Hal lain yang perlu diperhatikan adalah individu-individu yang terlibat dalam perilaku bully. individu-individu yang terlibat dalam perilaku bully sendiri dapat dibagi menjadi 3, yaitu :
1. Pelaku. Dalam hal ini, menurut Stephenson dan Smith (dalam Sulivan 2000), yaitu : 1.

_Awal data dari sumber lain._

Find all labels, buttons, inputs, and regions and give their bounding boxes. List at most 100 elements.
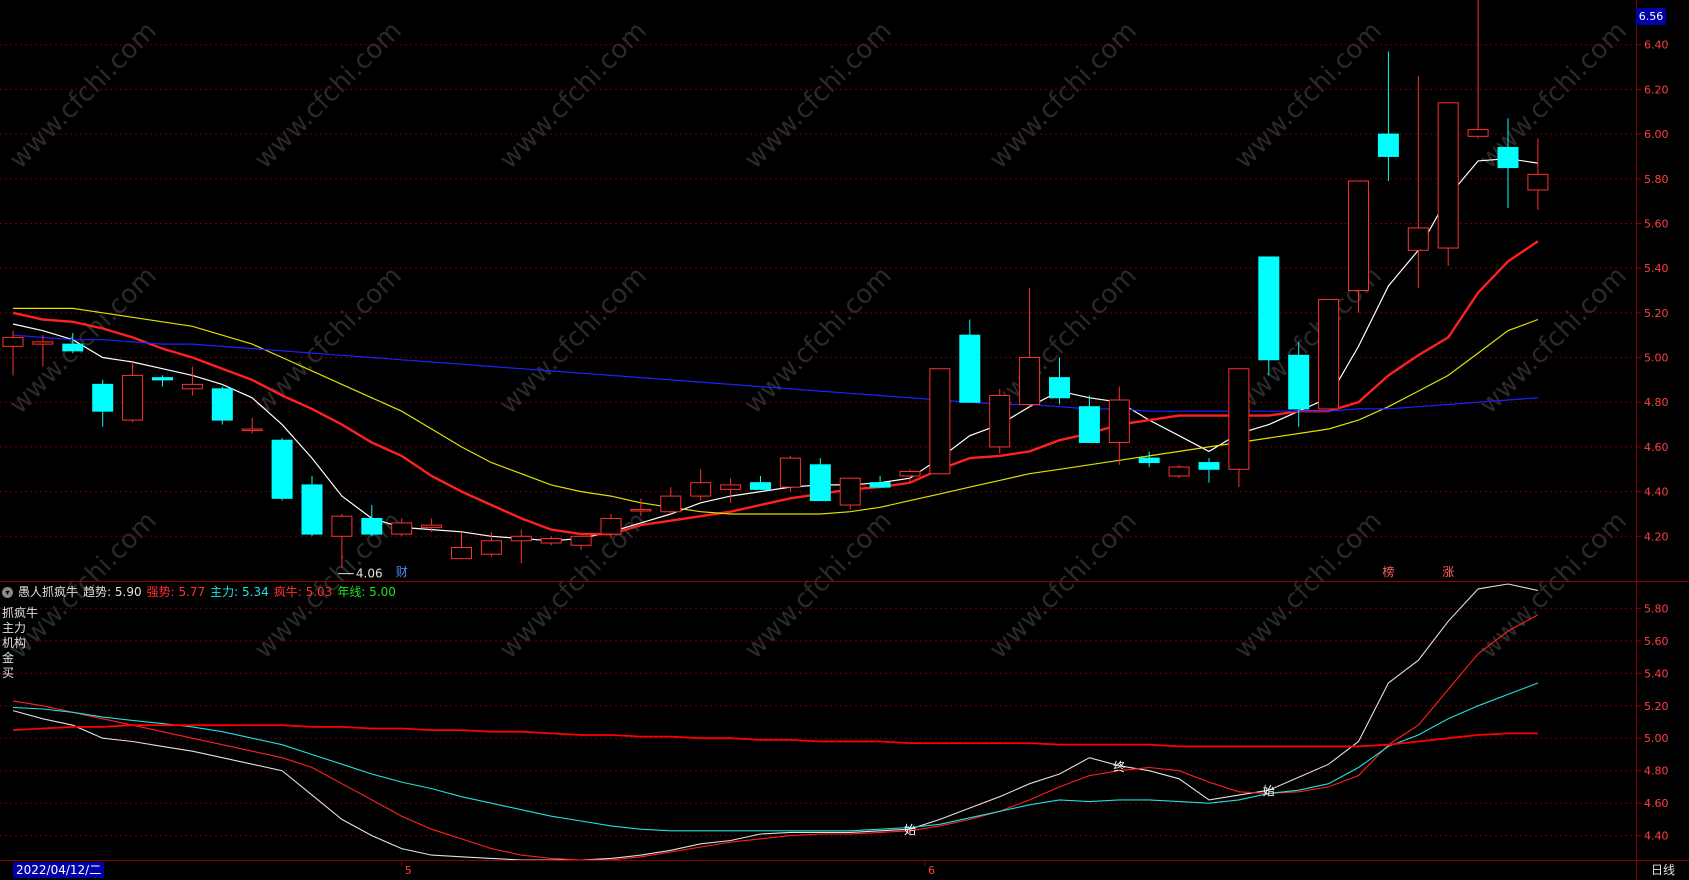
candle-body bbox=[480, 540, 502, 555]
signal-start: 始 bbox=[1263, 784, 1275, 798]
candle-body bbox=[1377, 133, 1399, 157]
candle-body bbox=[92, 383, 114, 412]
chart-canvas[interactable]: www.cfchi.com www.cfchi.com www.cfchi.com w… bbox=[0, 0, 1689, 880]
y-tick-label: 4.40 bbox=[1644, 830, 1669, 843]
candle-body bbox=[1527, 173, 1549, 191]
watermark-text: www.cfchi.com bbox=[1229, 16, 1388, 175]
signal-start: 始 bbox=[904, 823, 916, 837]
y-tick-label: 4.60 bbox=[1644, 797, 1669, 810]
candle-body bbox=[1497, 146, 1519, 169]
watermark-text: www.cfchi.com bbox=[494, 261, 653, 420]
candle-body bbox=[241, 428, 263, 432]
y-tick-label: 5.20 bbox=[1644, 700, 1669, 713]
y-tick-label: 5.80 bbox=[1644, 602, 1669, 615]
watermark-text: www.cfchi.com bbox=[249, 16, 408, 175]
candle-body bbox=[301, 484, 323, 535]
candle-body bbox=[630, 508, 652, 512]
strong-value: 强势: 5.77 bbox=[146, 585, 206, 599]
candle-body bbox=[32, 341, 54, 345]
candle-body bbox=[959, 334, 981, 403]
candle-body bbox=[271, 439, 293, 499]
watermark-text: www.cfchi.com bbox=[494, 16, 653, 175]
legend-item: 抓疯牛 bbox=[2, 606, 39, 620]
legend-item: 主力 bbox=[2, 621, 27, 635]
candle-body bbox=[451, 546, 472, 560]
event-marker-limit-up: 涨 bbox=[1442, 564, 1454, 579]
watermark-text: www.cfchi.com bbox=[739, 16, 898, 175]
month-label: 6 bbox=[928, 864, 935, 877]
candle-body bbox=[1138, 457, 1160, 464]
grid-layer bbox=[0, 44, 1636, 837]
watermark-text: www.cfchi.com bbox=[1474, 261, 1633, 420]
candle-body bbox=[720, 484, 742, 490]
candle-body bbox=[660, 495, 682, 513]
candle-body bbox=[750, 482, 771, 490]
candle-body bbox=[839, 477, 861, 506]
y-tick-label: 5.80 bbox=[1644, 173, 1669, 186]
period-button[interactable]: 日线 bbox=[1636, 862, 1689, 878]
candle-body bbox=[869, 482, 891, 488]
candle-body bbox=[1407, 227, 1429, 251]
candle-body bbox=[809, 464, 831, 502]
candle-body bbox=[1318, 298, 1340, 410]
indicator-name[interactable]: 愚人抓疯牛 bbox=[18, 585, 78, 599]
candle-body bbox=[1198, 462, 1220, 470]
legend-item: 机构 bbox=[2, 636, 27, 650]
y-tick-label: 5.40 bbox=[1644, 667, 1669, 680]
y-tick-label: 5.60 bbox=[1644, 217, 1669, 230]
candle-body bbox=[690, 482, 712, 497]
main-value: 主力: 5.34 bbox=[210, 585, 269, 599]
y-tick-label: 5.40 bbox=[1644, 262, 1669, 275]
y-tick-label: 4.20 bbox=[1644, 530, 1669, 543]
candle-body bbox=[361, 517, 383, 535]
candle-body bbox=[1108, 399, 1130, 443]
indicator-header: ▾ 愚人抓疯牛 趋势: 5.90 强势: 5.77 主力: 5.34 疯牛: 5.03 年线… bbox=[2, 584, 401, 600]
candle-body bbox=[1467, 129, 1489, 137]
candle-body bbox=[510, 535, 532, 542]
candle-body bbox=[122, 374, 144, 421]
candle-body bbox=[152, 377, 173, 381]
y-tick-label: 4.60 bbox=[1644, 441, 1669, 454]
legend-item: 金 bbox=[2, 651, 15, 665]
candle-body bbox=[929, 368, 951, 475]
y-tick-label: 5.00 bbox=[1644, 732, 1669, 745]
y-tick-label: 4.80 bbox=[1644, 765, 1669, 778]
candle-body bbox=[1228, 368, 1250, 470]
y-tick-label: 6.40 bbox=[1644, 39, 1669, 52]
month-label: 5 bbox=[405, 864, 412, 877]
candle-body bbox=[989, 395, 1011, 448]
candle-body bbox=[391, 522, 413, 535]
y-tick-label: 5.20 bbox=[1644, 307, 1669, 320]
watermark-text: www.cfchi.com bbox=[249, 261, 408, 420]
watermark-text: www.cfchi.com bbox=[1229, 506, 1388, 665]
y-tick-label: 4.80 bbox=[1644, 396, 1669, 409]
signal-end: 终 bbox=[1113, 759, 1125, 774]
y-tick-label: 4.40 bbox=[1644, 486, 1669, 499]
y-tick-label: 6.00 bbox=[1644, 128, 1669, 141]
watermark-text: www.cfchi.com bbox=[739, 506, 898, 665]
candle-body bbox=[2, 336, 24, 347]
candle-body bbox=[1348, 180, 1369, 291]
candle-body bbox=[1019, 357, 1041, 405]
candle-body bbox=[1258, 256, 1280, 361]
event-marker-finance: 财 bbox=[396, 565, 408, 579]
candle-body bbox=[779, 457, 801, 488]
candle-body bbox=[181, 383, 203, 390]
candle-body bbox=[421, 524, 443, 528]
y-tick-label: 6.20 bbox=[1644, 83, 1669, 96]
candle-body bbox=[570, 535, 592, 546]
bull-value: 疯牛: 5.03 bbox=[273, 585, 333, 599]
watermark-text: www.cfchi.com bbox=[984, 16, 1143, 175]
event-marker-ranking: 榜 bbox=[1382, 564, 1394, 579]
chevron-down-icon[interactable]: ▾ bbox=[2, 587, 13, 598]
candle-body bbox=[331, 515, 353, 537]
axis-layer: 4.20 4.40 4.60 4.80 5.00 5.20 5.40 5.60 5.80 6.00… bbox=[0, 0, 1689, 880]
min-price-label: 4.06 bbox=[356, 567, 383, 581]
candle-body bbox=[899, 471, 921, 477]
y-tick-label: 5.60 bbox=[1644, 635, 1669, 648]
strong-line bbox=[12, 614, 1539, 861]
watermark-text: www.cfchi.com bbox=[739, 261, 898, 420]
candle-body bbox=[1049, 377, 1070, 399]
year-value: 年线: 5.00 bbox=[337, 585, 396, 599]
candle-body bbox=[1168, 466, 1190, 477]
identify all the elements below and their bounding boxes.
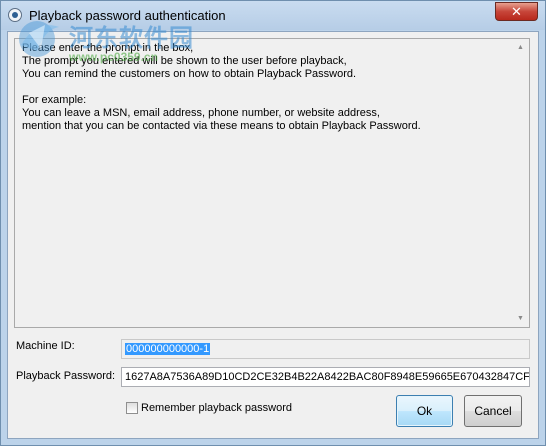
ok-button[interactable]: Ok xyxy=(396,395,453,427)
remember-password-checkbox[interactable] xyxy=(126,402,138,414)
dialog-body: Please enter the prompt in the box, The … xyxy=(7,31,539,439)
machine-id-value: 000000000000-1 xyxy=(125,343,211,355)
dialog-window: Playback password authentication ✕ Pleas… xyxy=(0,0,546,446)
close-button[interactable]: ✕ xyxy=(495,2,538,21)
window-title: Playback password authentication xyxy=(29,8,226,23)
machine-id-label: Machine ID: xyxy=(16,340,75,352)
playback-password-field[interactable]: 1627A8A7536A89D10CD2CE32B4B22A8422BAC80F… xyxy=(121,367,530,387)
scroll-up-arrow-icon[interactable]: ▲ xyxy=(512,39,529,56)
scroll-down-arrow-icon[interactable]: ▼ xyxy=(512,310,529,327)
app-icon xyxy=(8,8,22,22)
cancel-button[interactable]: Cancel xyxy=(464,395,522,427)
machine-id-field[interactable]: 000000000000-1 xyxy=(121,339,530,359)
playback-password-value: 1627A8A7536A89D10CD2CE32B4B22A8422BAC80F… xyxy=(125,371,530,383)
prompt-textarea[interactable]: Please enter the prompt in the box, The … xyxy=(14,38,530,328)
remember-password-label[interactable]: Remember playback password xyxy=(141,402,292,414)
vertical-scrollbar[interactable]: ▲ ▼ xyxy=(512,39,529,327)
title-bar[interactable]: Playback password authentication ✕ xyxy=(1,1,545,30)
prompt-text: Please enter the prompt in the box, The … xyxy=(22,42,421,132)
playback-password-label: Playback Password: xyxy=(16,370,116,382)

Pelaku bully yang percaya diri Pelaku yang percaya diri mempunyai penampilan fisik yang kuat, menikmati kekerasan, merasa nyaman dengan lingkungannya serta cukup populer di antara teman-temannya.
2.
Pelaku bully yang mempunyai kecemasan Pelaku bully dengan rasa cemas mempunyai nilai akademis yang rendah, sulit untuk berkonsentrasi, kurang populer di antara teman-temannya serta merasa kurang nyaman dengan lingkungannya
3.
Pelaku bully sekaligus korban bully Pelaku sekaligus korban adalah anak yang menjadi pelaku bully di situasi tertentu dan menjadi korban di lain situasi. Pelaku sekaligus korban adalah anak yang sama sekali tidak populer di antara teman-temannya.
2. Korban. Korban dapat dibagi menjadi 3 tipe Stephenson & Smith, dalam Sulivan 2000 ; Olweus, dalam Sullivan 2000), yaitu : 1.
Korban bully yang pasif Ciri-cirinya adalah merasa cemas, rendahnya self-esteem dan kepercayaan diri, lemah secara fisik, dan tidak populer di antara teman-temannya. Korban yang pasif ini biasanya tidak berbuat apa-apa untuk membela dirinya.
2.
Korban yang provokatif
Ciri-cirinya adalah secara fisik lebih kuat dibandingkan dengan korban bully yang pasif, selain itu mereka juga lebih aktif dibandingkan dengan korban bully yang pasif, sulit untuk berkonsentrasi, menyebabkan ketegangan, kekesalan dan memprovokasi teman-temannya untuk membelanya. 3.
Korban sekaligus pelaku bully Ciri-cirinya adalah mereka memprovokasi dan menghasut perilaku agresivitas pada orang lain.
3.Bystander Bystander adalah orang-orang di sekitar pelaku dan korban yang menyaksikan tindakan bully tersebut. Bystanders sendiri memberikan respon yang berbeda-beda ketika menyaksikan tindakan bully (Harris & Petrie, 2003). Ada yang mengabaikannya, merasa takut, merasa itu adalah sesuatu yang lucu, atau ikut merasa sedih. Partisipan dalam penelitian ini berjumlah 100 murid SMA yang berdomisili di Jakarta. Alat ukur didapat dengan membuat sendiri, berdasarkan 10 kriteria Olweus (2003) mengenai potensi perilaku bully dan 7 indikator yang dibuat berdasarkan kapan individu akan melakukan konform berdasarkan Aronson, Wilson, dan Akert (2007) dan Taylor, Peplau dan Sears (2006). Dengan metode kuisioner, di mana design untuk penelitian ini bersifat kualitatif, maka didapat hasilnya, yaitu ada hubungan antara kecenderungan konfomitas dengan potensi perilaku bully, dengan arah positif. Yang berarti, jika salah satu variabel mempunyai nilai yang tinggi, maka variabel lain jga akan mempunyai nilai yang tinggi. Begitu juga sebaliknya.